The planned expansion is made possible by the hybrid database NCSA built the tool on. Luigi Marini and eight other developers merged elements of the traditional relational database—imagine a series of spreadsheets— with something computer scientists call NoSQL.
“Because the tool wasn’t built for specific sources or data types, it is easier for us to ingest new data sources into the system,” explained Marini, senior research programmer at NCSA.
For Great Lakes scientists and natural resource managers, the result is a platform that makes it possible to quickly search and analyze decades of nutrient, contaminant and water characteristic data collected by multiple agencies using a variety of sampling methods. Much of the information available now comes from GLNPO, but USGS, NOAA, Heidelberg University and others have also contributed data from their environmental monitoring programs.
“Access to high-quality, continuous data has historically been a major hurdle to Great Lakes research,” said Brian Miller, director of IISG and IWRC. “What used to take months to retrieve now takes minutes.”

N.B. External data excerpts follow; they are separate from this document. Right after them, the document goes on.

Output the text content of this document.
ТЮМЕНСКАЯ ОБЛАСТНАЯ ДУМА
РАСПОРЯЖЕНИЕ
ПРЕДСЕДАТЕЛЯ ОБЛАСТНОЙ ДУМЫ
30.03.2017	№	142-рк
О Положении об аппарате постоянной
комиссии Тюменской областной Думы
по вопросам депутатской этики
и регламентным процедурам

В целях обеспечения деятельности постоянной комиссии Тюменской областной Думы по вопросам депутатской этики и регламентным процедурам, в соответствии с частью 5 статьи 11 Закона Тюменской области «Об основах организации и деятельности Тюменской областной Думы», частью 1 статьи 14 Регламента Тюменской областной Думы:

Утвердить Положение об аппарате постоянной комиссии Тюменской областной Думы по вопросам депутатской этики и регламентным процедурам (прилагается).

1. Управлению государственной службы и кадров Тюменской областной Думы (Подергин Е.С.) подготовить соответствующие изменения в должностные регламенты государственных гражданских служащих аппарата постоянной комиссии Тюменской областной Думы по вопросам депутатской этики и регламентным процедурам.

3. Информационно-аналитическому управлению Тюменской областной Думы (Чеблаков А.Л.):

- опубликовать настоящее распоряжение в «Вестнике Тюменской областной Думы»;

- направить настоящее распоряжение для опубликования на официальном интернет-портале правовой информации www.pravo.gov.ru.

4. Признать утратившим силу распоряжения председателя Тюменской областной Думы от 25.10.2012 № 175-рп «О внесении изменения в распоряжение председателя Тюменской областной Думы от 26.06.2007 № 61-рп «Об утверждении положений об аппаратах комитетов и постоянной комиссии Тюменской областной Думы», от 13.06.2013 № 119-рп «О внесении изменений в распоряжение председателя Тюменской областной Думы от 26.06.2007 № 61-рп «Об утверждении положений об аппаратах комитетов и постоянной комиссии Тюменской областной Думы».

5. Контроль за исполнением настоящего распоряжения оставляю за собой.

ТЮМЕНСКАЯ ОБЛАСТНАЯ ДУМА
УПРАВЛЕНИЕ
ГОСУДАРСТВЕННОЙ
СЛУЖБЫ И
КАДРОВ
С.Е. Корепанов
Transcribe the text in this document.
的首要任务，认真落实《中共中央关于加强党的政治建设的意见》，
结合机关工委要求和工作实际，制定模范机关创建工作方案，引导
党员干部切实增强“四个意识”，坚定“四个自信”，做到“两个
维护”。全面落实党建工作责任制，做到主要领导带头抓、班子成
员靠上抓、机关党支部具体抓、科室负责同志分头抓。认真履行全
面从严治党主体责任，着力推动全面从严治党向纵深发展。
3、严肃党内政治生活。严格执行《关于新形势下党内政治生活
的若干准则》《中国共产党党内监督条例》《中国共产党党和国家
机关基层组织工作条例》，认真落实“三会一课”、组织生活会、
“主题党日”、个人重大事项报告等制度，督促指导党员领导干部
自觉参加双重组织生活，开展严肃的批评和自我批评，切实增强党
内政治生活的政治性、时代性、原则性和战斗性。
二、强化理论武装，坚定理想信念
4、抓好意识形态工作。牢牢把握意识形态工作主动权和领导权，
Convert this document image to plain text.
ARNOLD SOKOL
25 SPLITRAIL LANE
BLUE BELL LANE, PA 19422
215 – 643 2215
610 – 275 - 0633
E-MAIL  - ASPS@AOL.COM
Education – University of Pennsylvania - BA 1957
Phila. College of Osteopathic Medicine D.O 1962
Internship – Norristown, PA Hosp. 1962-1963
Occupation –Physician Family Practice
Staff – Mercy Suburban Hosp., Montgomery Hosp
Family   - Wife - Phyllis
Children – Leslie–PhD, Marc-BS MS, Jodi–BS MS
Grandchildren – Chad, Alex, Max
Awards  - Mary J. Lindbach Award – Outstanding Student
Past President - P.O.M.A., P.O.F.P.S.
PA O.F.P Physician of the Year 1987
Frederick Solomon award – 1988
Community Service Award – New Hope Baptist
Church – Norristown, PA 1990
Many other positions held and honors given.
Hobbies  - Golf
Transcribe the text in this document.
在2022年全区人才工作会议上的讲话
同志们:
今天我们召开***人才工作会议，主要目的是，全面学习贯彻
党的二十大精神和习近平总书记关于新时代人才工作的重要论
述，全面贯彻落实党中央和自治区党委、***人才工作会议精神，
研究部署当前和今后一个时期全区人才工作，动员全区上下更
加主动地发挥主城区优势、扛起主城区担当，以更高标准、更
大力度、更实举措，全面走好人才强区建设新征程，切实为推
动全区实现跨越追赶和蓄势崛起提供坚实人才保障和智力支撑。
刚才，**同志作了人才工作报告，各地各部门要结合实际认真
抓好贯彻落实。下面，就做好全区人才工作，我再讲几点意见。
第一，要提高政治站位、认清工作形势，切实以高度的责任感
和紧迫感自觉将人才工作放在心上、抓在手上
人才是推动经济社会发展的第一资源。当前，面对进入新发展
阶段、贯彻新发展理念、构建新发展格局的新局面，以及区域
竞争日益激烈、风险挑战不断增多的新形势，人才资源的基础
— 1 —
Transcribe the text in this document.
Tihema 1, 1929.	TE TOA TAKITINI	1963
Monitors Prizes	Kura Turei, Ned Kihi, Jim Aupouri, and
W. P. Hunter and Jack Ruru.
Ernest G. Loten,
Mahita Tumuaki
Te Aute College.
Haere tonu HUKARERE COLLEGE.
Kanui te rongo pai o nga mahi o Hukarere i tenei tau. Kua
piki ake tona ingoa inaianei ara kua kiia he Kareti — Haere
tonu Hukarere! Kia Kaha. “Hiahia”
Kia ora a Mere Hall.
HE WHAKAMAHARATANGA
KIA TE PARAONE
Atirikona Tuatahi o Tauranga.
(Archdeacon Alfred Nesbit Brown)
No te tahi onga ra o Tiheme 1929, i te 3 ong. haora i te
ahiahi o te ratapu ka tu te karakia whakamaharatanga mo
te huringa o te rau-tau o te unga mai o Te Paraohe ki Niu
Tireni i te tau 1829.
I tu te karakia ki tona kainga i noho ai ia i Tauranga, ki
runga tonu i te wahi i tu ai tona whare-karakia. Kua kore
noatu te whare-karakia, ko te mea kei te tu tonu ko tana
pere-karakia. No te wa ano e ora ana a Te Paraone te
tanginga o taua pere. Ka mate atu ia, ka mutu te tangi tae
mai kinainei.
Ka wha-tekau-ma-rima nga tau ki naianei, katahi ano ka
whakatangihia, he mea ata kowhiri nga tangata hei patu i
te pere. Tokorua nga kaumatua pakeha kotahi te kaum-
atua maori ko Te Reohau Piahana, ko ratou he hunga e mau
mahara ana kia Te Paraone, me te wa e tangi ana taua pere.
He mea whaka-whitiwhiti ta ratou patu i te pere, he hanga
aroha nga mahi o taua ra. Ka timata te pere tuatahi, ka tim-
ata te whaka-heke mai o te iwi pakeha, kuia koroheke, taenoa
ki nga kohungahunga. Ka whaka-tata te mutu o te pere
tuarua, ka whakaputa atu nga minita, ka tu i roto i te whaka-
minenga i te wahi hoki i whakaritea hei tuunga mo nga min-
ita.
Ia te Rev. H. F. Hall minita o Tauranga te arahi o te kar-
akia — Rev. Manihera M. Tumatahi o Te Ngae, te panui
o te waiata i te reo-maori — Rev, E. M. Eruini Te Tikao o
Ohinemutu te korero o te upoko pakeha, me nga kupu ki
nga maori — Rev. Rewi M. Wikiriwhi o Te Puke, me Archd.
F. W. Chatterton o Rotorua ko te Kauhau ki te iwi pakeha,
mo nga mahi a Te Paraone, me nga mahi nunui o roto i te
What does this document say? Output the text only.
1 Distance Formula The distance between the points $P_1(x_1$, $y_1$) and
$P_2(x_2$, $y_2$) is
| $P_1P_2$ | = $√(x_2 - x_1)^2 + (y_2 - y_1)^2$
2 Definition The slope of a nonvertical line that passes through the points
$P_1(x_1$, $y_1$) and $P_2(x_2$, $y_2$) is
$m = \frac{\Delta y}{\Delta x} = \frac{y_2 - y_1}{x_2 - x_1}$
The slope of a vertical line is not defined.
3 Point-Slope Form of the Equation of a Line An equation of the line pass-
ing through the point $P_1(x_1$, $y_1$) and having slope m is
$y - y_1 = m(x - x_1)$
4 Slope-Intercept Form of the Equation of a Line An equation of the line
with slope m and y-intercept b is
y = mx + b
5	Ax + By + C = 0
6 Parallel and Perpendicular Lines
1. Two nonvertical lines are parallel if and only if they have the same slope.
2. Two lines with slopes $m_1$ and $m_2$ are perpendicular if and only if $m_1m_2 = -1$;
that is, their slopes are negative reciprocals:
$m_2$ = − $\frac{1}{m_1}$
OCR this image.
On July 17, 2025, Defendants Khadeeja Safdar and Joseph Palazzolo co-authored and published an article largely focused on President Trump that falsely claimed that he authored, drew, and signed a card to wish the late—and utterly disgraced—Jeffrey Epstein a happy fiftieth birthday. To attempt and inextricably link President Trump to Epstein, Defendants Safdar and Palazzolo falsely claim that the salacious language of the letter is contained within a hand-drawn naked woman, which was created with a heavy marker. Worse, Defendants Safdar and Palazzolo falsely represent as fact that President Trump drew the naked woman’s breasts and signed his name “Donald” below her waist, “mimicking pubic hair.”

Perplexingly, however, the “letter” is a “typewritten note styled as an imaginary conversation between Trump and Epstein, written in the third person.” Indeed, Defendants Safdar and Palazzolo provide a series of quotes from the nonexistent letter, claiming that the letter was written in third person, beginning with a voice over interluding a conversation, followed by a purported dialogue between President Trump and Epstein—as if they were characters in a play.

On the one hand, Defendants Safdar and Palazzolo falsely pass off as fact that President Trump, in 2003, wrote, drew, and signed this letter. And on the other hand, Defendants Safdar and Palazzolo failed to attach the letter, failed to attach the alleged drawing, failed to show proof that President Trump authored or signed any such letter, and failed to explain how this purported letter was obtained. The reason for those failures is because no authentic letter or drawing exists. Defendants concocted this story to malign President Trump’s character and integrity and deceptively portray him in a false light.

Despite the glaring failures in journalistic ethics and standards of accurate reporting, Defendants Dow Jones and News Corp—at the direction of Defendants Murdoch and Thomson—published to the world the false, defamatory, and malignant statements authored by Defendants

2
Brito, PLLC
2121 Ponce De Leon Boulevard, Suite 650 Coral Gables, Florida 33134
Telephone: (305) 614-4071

Marini, Collingsworth and the others behind Great Lakes Monitoring also plan to take advantage of the hybrid database to incorporate information from the Lake Erie dissolved oxygen loggers as well as the results of U.S. EPA biological surveys.
“It’s challenging but exciting to find ways to visualize these disparate types of data and sources—to bridge different types of data and make them accessible as a complete data set,” said Marini. “A tool that can do that is unique.”
“With these visualizations worked out,” added Collingsworth, “the growth potential for Great Lakes Monitoring is huge.”